Our journey in India had started in the Punjab province. The Sikh religion is predominant here and its members stand out because of their colourful clothing and especially because of their turbans. It was a paradise for Sami, full of opportunities to take pictures of beautiful and impressive faces and colours and so he has been asking to take pictures a lot on the way here. One time we had stopped in the middle of nowhere at the side of a small road and we have met an old farmer. Sami already considered how to best approach him for a picture when his brother showed up and – to our surprise – started talking to us in perfect English. He had worked abroad in different places when he was younger but liked living in India most and therefore decided to come back and stay here.

In the North of the Punjab Province is a city called Amritsar and in its old town is the most important temple of the Sikh religion. After crossing the border from Pakistan to India this was the first place we visited. We were both impressed by the colourful dresses of those visiting the temple and of course also by the buildings itself, which had been designed beautifully. In a huge inner courtyard is a big lake of holy water and in the midst of it the Golden Temple. Like other Sikh temples (Gurudwaras) it offers accommodation and meals to pilgrims and travellers for free or on a donation basis. Another evening we ended up in such a temple by chance. We had asked around for a possibility to spend the night in town and we had been brought there. We were accompanied to the guru and together with around 15 students we drank some milk tea, ate biscuits and answered many questions about our journey and of course took countless selfies with them. We had thought that we might stay in the small room next door and to roll out our mattresses on the ground there but apparently the guru found us likeable and decided to bring us to his former house where only his sister was staying. The next morning we returned to the temple and received scarves as a blessing for our continuing journey. It was a touching moment.
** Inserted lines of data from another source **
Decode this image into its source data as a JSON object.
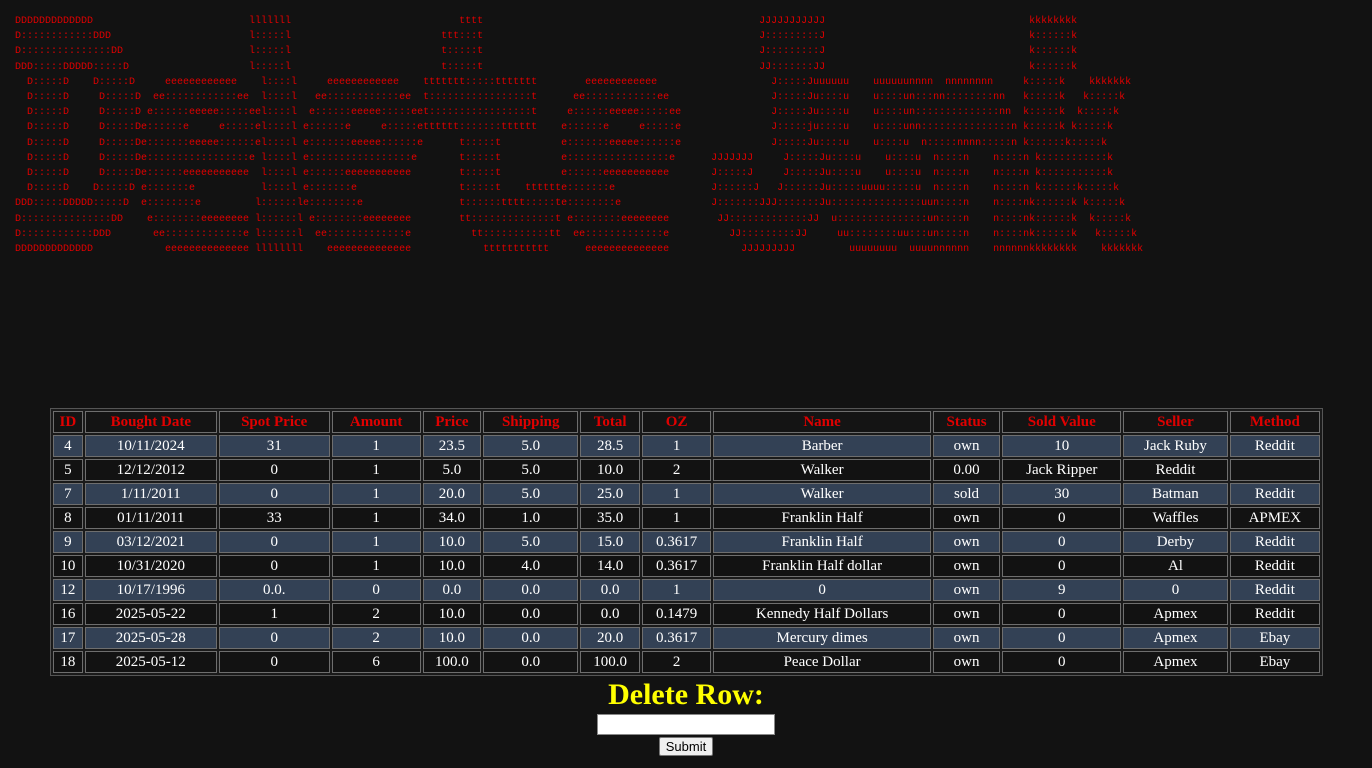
{
  "banner": {
    "ascii_art": "DDDDDDDDDDDDD                          lllllll                            tttt                                              JJJJJJJJJJJ                                  kkkkkkkk\nD::::::::::::DDD                       l:::::l                         ttt:::t                                              J:::::::::J                                  k::::::k\nD:::::::::::::::DD                     l:::::l                         t:::::t                                              J:::::::::J                                  k::::::k\nDDD:::::DDDDD:::::D                    l:::::l                         t:::::t                                              JJ:::::::JJ                                  k::::::k\n  D:::::D    D:::::D     eeeeeeeeeeee    l::::l     eeeeeeeeeeee    ttttttt:::::ttttttt        eeeeeeeeeeee                   J:::::Juuuuuu    uuuuuunnnn  nnnnnnnn     k:::::k    kkkkkkk\n  D:::::D     D:::::D  ee::::::::::::ee  l::::l   ee::::::::::::ee  t:::::::::::::::::t      ee::::::::::::ee                 J:::::Ju::::u    u::::un:::nn::::::::nn   k:::::k   k:::::k\n  D:::::D     D:::::D e::::::eeeee:::::eel::::l  e::::::eeeee:::::eet:::::::::::::::::t     e::::::eeeee:::::ee               J:::::Ju::::u    u::::un::::::::::::::nn  k:::::k  k:::::k\n  D:::::D     D:::::De::::::e     e:::::el::::l e::::::e     e:::::etttttt:::::::tttttt    e::::::e     e:::::e               J:::::ju::::u    u::::unn:::::::::::::::n k:::::k k:::::k\n  D:::::D     D:::::De:::::::eeeee::::::el::::l e:::::::eeeee::::::e      t:::::t          e:::::::eeeee::::::e               J:::::Ju::::u    u::::u  n:::::nnnn:::::n k::::::k:::::k\n  D:::::D     D:::::De:::::::::::::::::e l::::l e:::::::::::::::::e       t:::::t          e:::::::::::::::::e      JJJJJJJ     J:::::Ju::::u    u::::u  n::::n    n::::n k:::::::::::k\n  D:::::D     D:::::De::::::eeeeeeeeeee  l::::l e::::::eeeeeeeeeee        t:::::t          e::::::eeeeeeeeeee       J:::::J     J:::::Ju::::u    u::::u  n::::n    n::::n k:::::::::::k\n  D:::::D    D:::::D e:::::::e           l::::l e:::::::e                 t:::::t    tttttte:::::::e                J::::::J   J::::::Ju:::::uuuu:::::u  n::::n    n::::n k::::::k:::::k\nDDD:::::DDDDD:::::D  e::::::::e         l::::::le::::::::e                t::::::tttt:::::te::::::::e               J:::::::JJJ:::::::Ju:::::::::::::::uun::::n    n::::nk::::::k k:::::k\nD:::::::::::::::DD    e::::::::eeeeeeee l::::::l e::::::::eeeeeeee        tt::::::::::::::t e::::::::eeeeeeee        JJ:::::::::::::JJ  u:::::::::::::::un::::n    n::::nk::::::k  k:::::k\nD::::::::::::DDD       ee:::::::::::::e l::::::l  ee:::::::::::::e          tt:::::::::::tt  ee:::::::::::::e          JJ:::::::::JJ     uu::::::::uu:::un::::n    n::::nk::::::k   k:::::k\nDDDDDDDDDDDDD            eeeeeeeeeeeeee llllllll    eeeeeeeeeeeeee            ttttttttttt      eeeeeeeeeeeeee            JJJJJJJJJ         uuuuuuuu  uuuunnnnnn    nnnnnnkkkkkkkk    kkkkkkk"
  },
  "table": {
    "headers": [
      "ID",
      "Bought Date",
      "Spot Price",
      "Amount",
      "Price",
      "Shipping",
      "Total",
      "OZ",
      "Name",
      "Status",
      "Sold Value",
      "Seller",
      "Method"
    ],
    "rows": [
      [
        "4",
        "10/11/2024",
        "31",
        "1",
        "23.5",
        "5.0",
        "28.5",
        "1",
        "Barber",
        "own",
        "10",
        "Jack Ruby",
        "Reddit"
      ],
      [
        "5",
        "12/12/2012",
        "0",
        "1",
        "5.0",
        "5.0",
        "10.0",
        "2",
        "Walker",
        "0.00",
        "Jack Ripper",
        "Reddit",
        ""
      ],
      [
        "7",
        "1/11/2011",
        "0",
        "1",
        "20.0",
        "5.0",
        "25.0",
        "1",
        "Walker",
        "sold",
        "30",
        "Batman",
        "Reddit"
      ],
      [
        "8",
        "01/11/2011",
        "33",
        "1",
        "34.0",
        "1.0",
        "35.0",
        "1",
        "Franklin Half",
        "own",
        "0",
        "Waffles",
        "APMEX"
      ],
      [
        "9",
        "03/12/2021",
        "0",
        "1",
        "10.0",
        "5.0",
        "15.0",
        "0.3617",
        "Franklin Half",
        "own",
        "0",
        "Derby",
        "Reddit"
      ],
      [
        "10",
        "10/31/2020",
        "0",
        "1",
        "10.0",
        "4.0",
        "14.0",
        "0.3617",
        "Franklin Half dollar",
        "own",
        "0",
        "Al",
        "Reddit"
      ],
      [
        "12",
        "10/17/1996",
        "0.0.",
        "0",
        "0.0",
        "0.0",
        "0.0",
        "1",
        "0",
        "own",
        "9",
        "0",
        "Reddit"
      ],
      [
        "16",
        "2025-05-22",
        "1",
        "2",
        "10.0",
        "0.0",
        "0.0",
        "0.1479",
        "Kennedy Half Dollars",
        "own",
        "0",
        "Apmex",
        "Reddit"
      ],
      [
        "17",
        "2025-05-28",
        "0",
        "2",
        "10.0",
        "0.0",
        "20.0",
        "0.3617",
        "Mercury dimes",
        "own",
        "0",
        "Apmex",
        "Ebay"
      ],
      [
        "18",
        "2025-05-12",
        "0",
        "6",
        "100.0",
        "0.0",
        "100.0",
        "2",
        "Peace Dollar",
        "own",
        "0",
        "Apmex",
        "Ebay"
      ]
    ]
  },
  "delete_form": {
    "title": "Delete Row:",
    "input_value": "",
    "submit_label": "Submit"
  },
  "colors": {
    "background": "#121212",
    "header_text": "#e00000",
    "banner_text": "#e00000",
    "row_alt": "#334155",
    "title_yellow": "#ffff00"
  }
}
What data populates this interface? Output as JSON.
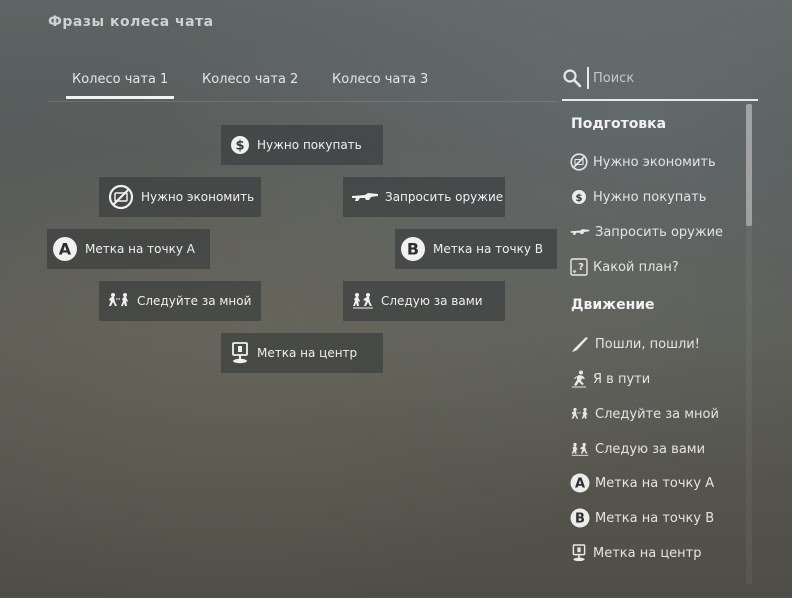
{
  "header": {
    "title": "Фразы колеса чата"
  },
  "tabs": [
    {
      "label": "Колесо чата 1",
      "active": true
    },
    {
      "label": "Колесо чата 2",
      "active": false
    },
    {
      "label": "Колесо чата 3",
      "active": false
    }
  ],
  "search": {
    "placeholder": "Поиск",
    "value": ""
  },
  "wheel": {
    "items": [
      {
        "label": "Нужно покупать",
        "icon": "dollar-icon"
      },
      {
        "label": "Нужно экономить",
        "icon": "no-money-icon"
      },
      {
        "label": "Запросить оружие",
        "icon": "rifle-icon"
      },
      {
        "label": "Метка на точку A",
        "icon": "letter-a-icon"
      },
      {
        "label": "Метка на точку B",
        "icon": "letter-b-icon"
      },
      {
        "label": "Следуйте за мной",
        "icon": "follow-me-icon"
      },
      {
        "label": "Следую за вами",
        "icon": "following-you-icon"
      },
      {
        "label": "Метка на центр",
        "icon": "mid-marker-icon"
      }
    ]
  },
  "panel": {
    "sections": [
      {
        "title": "Подготовка",
        "items": [
          {
            "label": "Нужно экономить",
            "icon": "no-money-icon"
          },
          {
            "label": "Нужно покупать",
            "icon": "dollar-icon"
          },
          {
            "label": "Запросить оружие",
            "icon": "rifle-icon"
          },
          {
            "label": "Какой план?",
            "icon": "plan-icon"
          }
        ]
      },
      {
        "title": "Движение",
        "items": [
          {
            "label": "Пошли, пошли!",
            "icon": "knife-icon"
          },
          {
            "label": "Я в пути",
            "icon": "running-icon"
          },
          {
            "label": "Следуйте за мной",
            "icon": "follow-me-icon"
          },
          {
            "label": "Следую за вами",
            "icon": "following-you-icon"
          },
          {
            "label": "Метка на точку A",
            "icon": "letter-a-icon"
          },
          {
            "label": "Метка на точку B",
            "icon": "letter-b-icon"
          },
          {
            "label": "Метка на центр",
            "icon": "mid-marker-icon"
          }
        ]
      }
    ]
  },
  "colors": {
    "text": "#e8e8e8",
    "tile": "#323436",
    "underline": "#f2f2f2"
  }
}
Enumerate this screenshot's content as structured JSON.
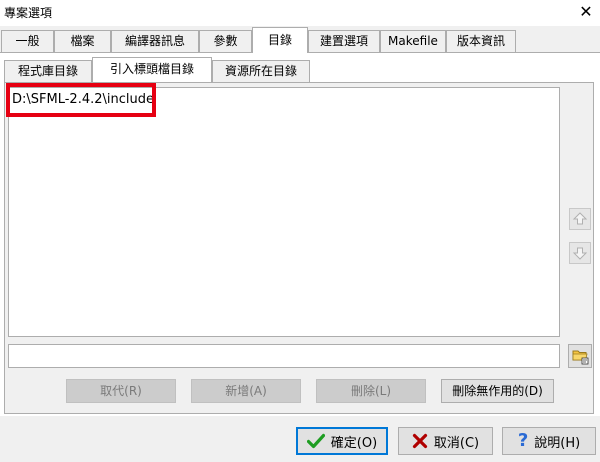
{
  "window": {
    "title": "專案選項",
    "close_glyph": "✕"
  },
  "tabs": [
    {
      "label": "一般"
    },
    {
      "label": "檔案"
    },
    {
      "label": "編譯器訊息"
    },
    {
      "label": "參數"
    },
    {
      "label": "目錄"
    },
    {
      "label": "建置選項"
    },
    {
      "label": "Makefile"
    },
    {
      "label": "版本資訊"
    }
  ],
  "active_tab": "目錄",
  "subtabs": [
    {
      "label": "程式庫目錄"
    },
    {
      "label": "引入標頭檔目錄"
    },
    {
      "label": "資源所在目錄"
    }
  ],
  "active_subtab": "引入標頭檔目錄",
  "directory_list": [
    {
      "path": "D:\\SFML-2.4.2\\include"
    }
  ],
  "path_input": {
    "value": "",
    "placeholder": ""
  },
  "actions": {
    "replace_label": "取代(R)",
    "add_label": "新增(A)",
    "delete_label": "刪除(L)",
    "delete_invalid_label": "刪除無作用的(D)"
  },
  "footer": {
    "ok_label": "確定(O)",
    "cancel_label": "取消(C)",
    "help_label": "說明(H)"
  },
  "colors": {
    "highlight_box": "#e60012",
    "ok_check": "#1e9d22",
    "cancel_x": "#b00000",
    "help_q": "#2a6ad4"
  },
  "icons": [
    "close-icon",
    "move-up-icon",
    "move-down-icon",
    "browse-folder-icon",
    "checkmark-icon",
    "cancel-x-icon",
    "help-question-icon"
  ]
}
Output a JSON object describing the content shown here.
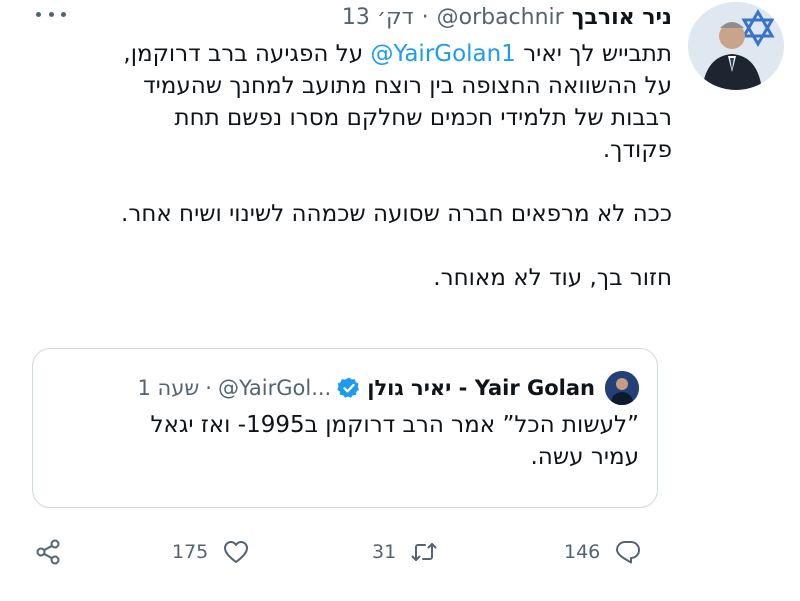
{
  "tweet": {
    "author_name": "ניר אורבך",
    "handle": "@orbachnir",
    "separator": "·",
    "time": "13 דק׳",
    "body": {
      "line1_prefix": "תתבייש לך יאיר",
      "mention": "@YairGolan1",
      "line1_suffix": "על הפגיעה ברב דרוקמן,",
      "line2": "על ההשוואה החצופה בין רוצח מתועב למחנך שהעמיד",
      "line3": "רבבות של תלמידי חכמים שחלקם מסרו נפשם תחת",
      "line4": "פקודך.",
      "paragraph2": "ככה לא מרפאים חברה שסועה שכמהה לשינוי ושיח אחר.",
      "paragraph3": "חזור בך, עוד לא מאוחר."
    }
  },
  "quote": {
    "name": "יאיר גולן - Yair Golan",
    "handle": "@YairGol...",
    "separator": "·",
    "time": "שעה 1",
    "line1": "”לעשות הכל” אמר הרב דרוקמן ב1995- ואז יגאל",
    "line2": "עמיר עשה."
  },
  "actions": {
    "reply_count": "146",
    "retweet_count": "31",
    "like_count": "175"
  },
  "colors": {
    "accent": "#1d9bf0",
    "text": "#0f1419",
    "secondary": "#536471",
    "border": "#cfd9de"
  },
  "icons": [
    "more-options-icon",
    "verified-badge-icon",
    "reply-icon",
    "retweet-icon",
    "like-icon",
    "share-icon"
  ]
}
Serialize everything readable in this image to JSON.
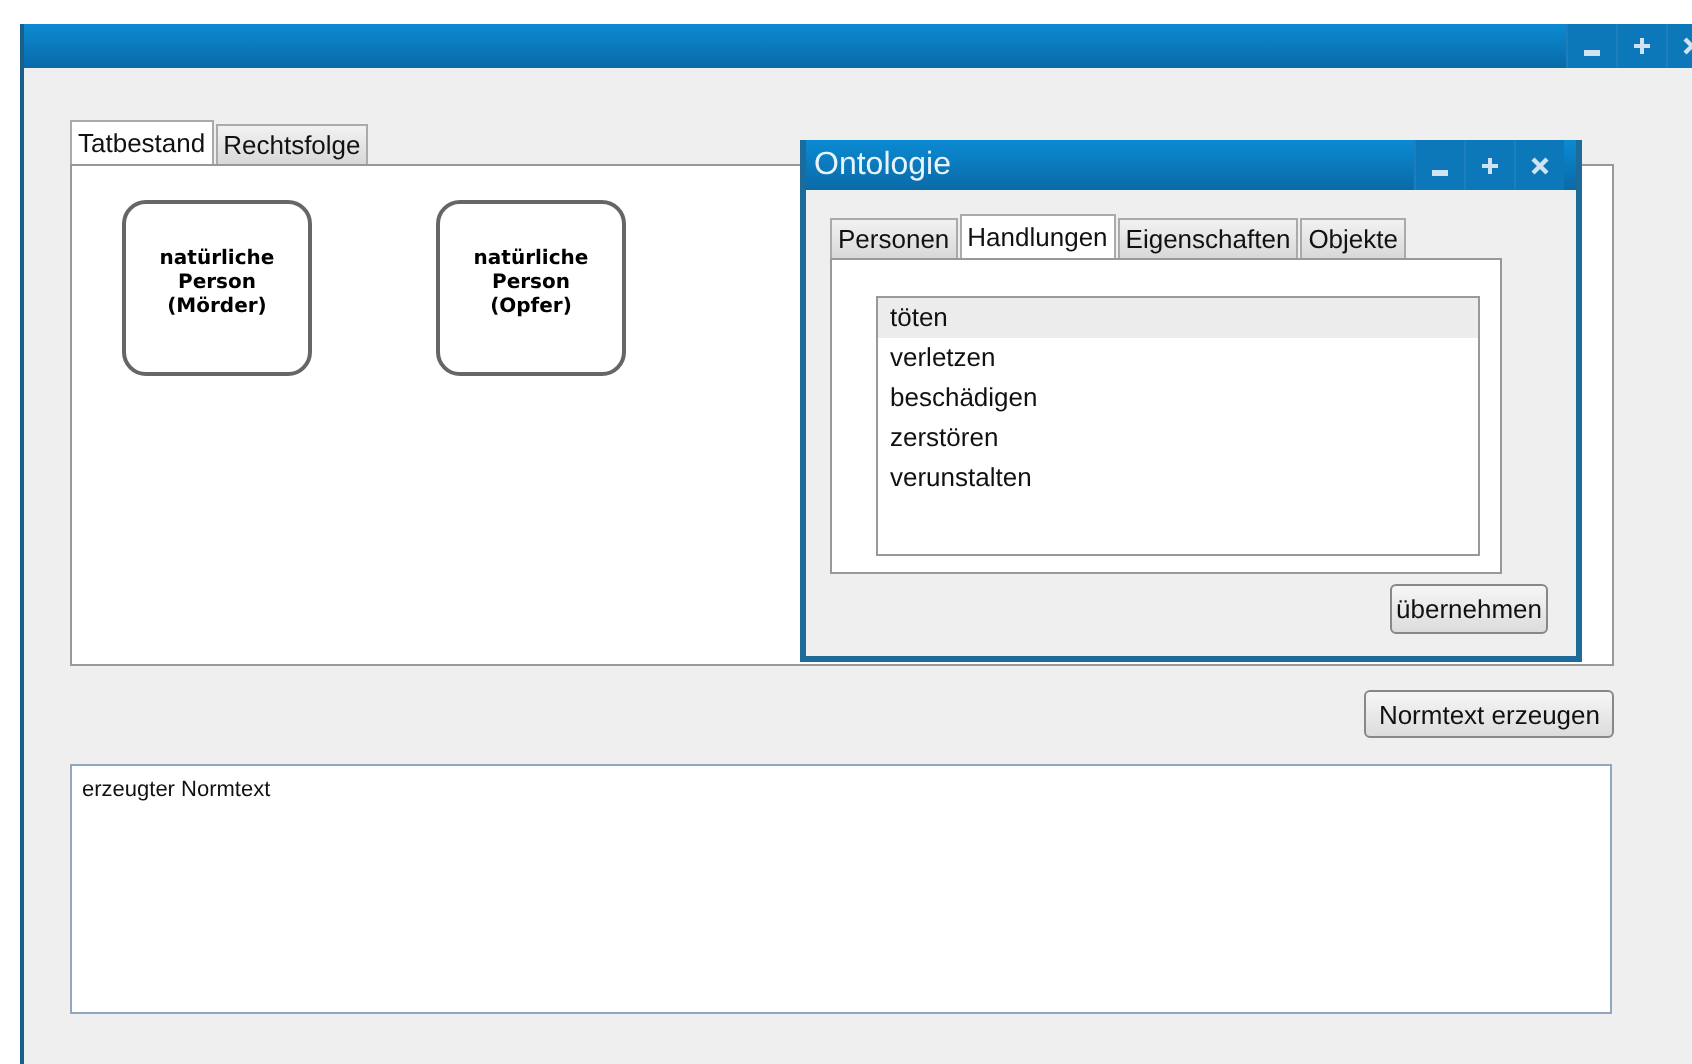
{
  "main_window": {
    "title_buttons": [
      {
        "kind": "minimize"
      },
      {
        "kind": "maximize"
      },
      {
        "kind": "close"
      }
    ]
  },
  "tabs": [
    {
      "label": "Tatbestand",
      "selected": true
    },
    {
      "label": "Rechtsfolge",
      "selected": false
    }
  ],
  "nodes": [
    {
      "label": "natürliche\nPerson\n(Mörder)"
    },
    {
      "label": "natürliche\nPerson\n(Opfer)"
    }
  ],
  "generate_button": "Normtext erzeugen",
  "output": {
    "value": "erzeugter Normtext"
  },
  "dialog": {
    "title": "Ontologie",
    "title_buttons": [
      {
        "kind": "minimize"
      },
      {
        "kind": "maximize"
      },
      {
        "kind": "close"
      }
    ],
    "tabs": [
      {
        "label": "Personen",
        "selected": false
      },
      {
        "label": "Handlungen",
        "selected": true
      },
      {
        "label": "Eigenschaften",
        "selected": false
      },
      {
        "label": "Objekte",
        "selected": false
      }
    ],
    "items": [
      {
        "label": "töten",
        "selected": true
      },
      {
        "label": "verletzen",
        "selected": false
      },
      {
        "label": "beschädigen",
        "selected": false
      },
      {
        "label": "zerstören",
        "selected": false
      },
      {
        "label": "verunstalten",
        "selected": false
      }
    ],
    "apply_button": "übernehmen"
  }
}
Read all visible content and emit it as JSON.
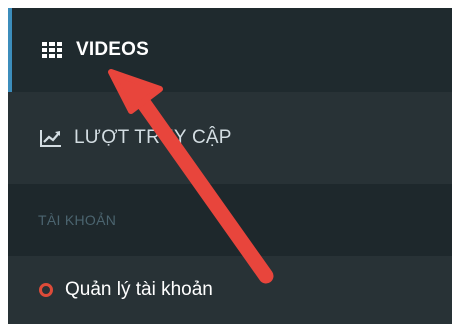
{
  "sidebar": {
    "items": [
      {
        "label": "VIDEOS",
        "icon": "grid-icon",
        "active": true
      },
      {
        "label": "LƯỢT TRUY CẬP",
        "icon": "line-chart-icon",
        "active": false
      }
    ],
    "section_header": "TÀI KHOẢN",
    "account_items": [
      {
        "label": "Quản lý tài khoản",
        "icon": "circle-icon"
      }
    ]
  },
  "colors": {
    "sidebar_bg": "#283236",
    "active_bg": "#1f2a2e",
    "active_border": "#3c8dbc",
    "header_bg": "#1e282c",
    "header_text": "#4b646f",
    "circle_icon": "#dd4b39",
    "annotation_arrow": "#e8453c"
  },
  "annotation": {
    "type": "arrow",
    "points_to": "VIDEOS"
  }
}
Aside from the many nice and funny encounters we sadly had one night of bad luck. Since the region we were cycling through is very densely populated and the air quality is extremely poor right now we decided to rent cheap rooms rather than camping. One evening we stopped at a small roadside restaurant which offered simple rooms as well. We did not have any need for luxury so we stayed there. The door to our room was a bit damaged and we couldn’t close it completely or lock it. Until around 2am this did not worry us at all. But right around that time I woke up to a man groping me. After a moment of shock I started screaming at him and a second later Sami was awake and immediately started to chase him. The intruder was too quick to be caught and fled. The next morning we were very surprised to recognize him among the staff members. When I confronted him about what he did the night before he just grinned smugly and didn’t offer any explanation or apology. On our way we encountered a police patrol and decided to report what had happened. Although it was at first difficult to make ourselves understood they ended up being very motivated to help us. After listening to our story they decided to go back together with us so that we could point out the intruder. Unfortunately he must have finally realized that we might not give up as easily as he had hoped and he had fled in the meantime. At this point we would like to thank the police of Haryana and the people who helped us by translating back and forth.

Fortunately we could process and put behind us this deeply uncomfortable situation and were soon ready to once again enjoy ourselves and discover more amazing aspects of cycling through the country. Meeting many extremely curious but also very friendly people has helped us a lot. So from time to time we keep encountering people who speak some English and ask us many questions but are also ready to share some stories.